Do ponto de vista de alocação, não alteramos nossa visão. Seguimos observando uma dinâmica saudável do ponto de vista técnico, com boa relação de captações dos fundos e de novas emissões. Por outro lado, por uma questão de prêmios de risco reduzidos, mantemos uma postura cautelosa em ativos corporativos, privilegiando bonds mais defensivos, durations relativamente curtas (próximas de 5 anos) e recentemente aumentamos a exposição às TIPS, que também oferecem carrego atrativo e proteção em um cenário de pressão inflacionária. Além disso, continuamos acompanhando oportunidades pontuais em crédito estruturado e no mercado imobiliário.

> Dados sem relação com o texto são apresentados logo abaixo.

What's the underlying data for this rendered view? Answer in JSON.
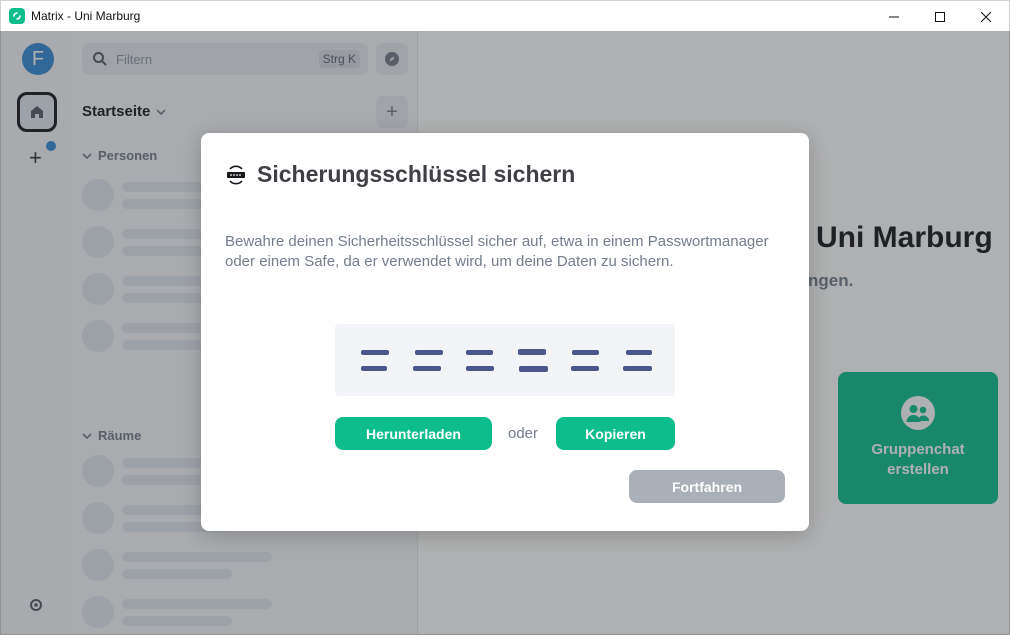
{
  "window": {
    "title": "Matrix - Uni Marburg",
    "controls": [
      "minimize-icon",
      "maximize-icon",
      "close-icon"
    ]
  },
  "spaces": {
    "avatar_letter": "F",
    "icons": [
      "home-icon",
      "plus-icon",
      "settings-icon"
    ]
  },
  "roomlist": {
    "filter_placeholder": "Filtern",
    "filter_shortcut": "Strg K",
    "home_title": "Startseite",
    "sections": [
      "Personen",
      "Räume"
    ]
  },
  "main": {
    "welcome_title": "Uni Marburg",
    "welcome_subtitle": "ngen.",
    "group_chat_label_line1": "Gruppenchat",
    "group_chat_label_line2": "erstellen"
  },
  "dialog": {
    "title": "Sicherungsschlüssel sichern",
    "description": "Bewahre deinen Sicherheitsschlüssel sicher auf, etwa in einem Passwortmanager oder einem Safe, da er verwendet wird, um deine Daten zu sichern.",
    "download_label": "Herunterladen",
    "or_label": "oder",
    "copy_label": "Kopieren",
    "continue_label": "Fortfahren"
  },
  "colors": {
    "accent": "#0dbd8b",
    "avatar": "#368bd6",
    "disabled_button": "#a9b0b8",
    "muted_text": "#737d8c"
  }
}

Já em relação à indústria local, tivemos mais um mês estável do ponto de vista da mediana dos prêmios de crédito da indústria. Porém, a quebra entre diferentes ratings, traz uma visão um pouco diferente: seguimos observando grande dispersão nas amostras, com papéis de ratings inferiores, ou que tem apresentado rebaixamento de perspectiva de rating, sofrendo com a falta de apetite a risco dos investidores. A mediana dos spreads de debêntures não incentivadas (CDI) ficou estável em 97 bps em agosto. Entre os papéis AAA, o spread fechou 3 bps no mês, de 73 para 70 bps. Do ponto de vista de defaults, tivemos mais alguns casos emblemáticos em agosto compondo a lista de grandes nomes entrando em reestruturação em 2026, como o Grupo Pão de Açúcar e Lojas Marabraz. Isso reforça novamente a necessidade de cautela em novas alocações. Os fundos dedicados à classe registraram captação líquida de R$18,1 bilhões em agosto, quarto mês consecutivo de captação positiva e crescente (R$16,9 bilhões em julho), beneficiados por prêmios de crédito mais estáveis desde junho e pela realocação de parte dos recursos do vencimento das NTN-B 2026, que totalizou R$257 bilhões. O volume de emissões primárias de debêntures tradicionais somou cerca de R$11,6 bilhões no mês. O IDA-DI avançou 1,09% no mês, praticamente em linha com o CDI, e acumula 14,75% em 12 meses. Mantemos a visão de que o carrego atual não compensa integralmente o risco de crédito assumido, e seguimos com exposição reduzida ao crédito líquido high grade, priorizando crédito estruturado.

Fonte: Anbima
Fonte: Anbima

No segmento de infraestrutura, seguimos observando um mercado enfraquecido, com o volume médio de negociações em baixa desde o primeiro trimestre do ano. O mercado parece aguardar as eleições para retomar as alocações com maior força. Assim como a amostra de debêntures CDI, a mediana de spreads sobre a NTN-B das debêntures incentivadas também se manteve praticamente estável ao longo do mês, embora seja notável que a dispersão entre créditos segue elevada, com aberturas pontuais expressivas em nomes específicos do setor (destaque para Brasil Tecpar e para o grupo CSN). Os fundos de infraestrutura voltaram a captar recursos em agosto, ainda que um volume bem baixo. Houve entrada líquida de R$371 milhões, a primeira captação positiva em quatro meses após uma sequência de resgates entre maio e julho. O volume de emissões primárias de debêntures incentivadas somou cerca de R$970 milhões. O IDA-IPCA Infraestrutura segue apresenta yield nominal de IPCA+8,30% (ante IPCA+7,71% em dezembro/25). No momento apresentamos visão neutra para a classe, enxergando oportunidades pontuais, dado o efeito do gross up da isenção fiscal, com preferência por papéis defensivos e duration intermediária.

Fonte: Anbima
Fonte: Anbima

Por fim, mantemos visão cautelosa para os ativos corporativos prefixados, cuja liquidez reduzida segue limitando o apetite por alocações relevantes na classe. Já entre os papéis bancários prefixados, enxergamos oportunidades táticas pontuais, à medida que nos aproximamos das eleições.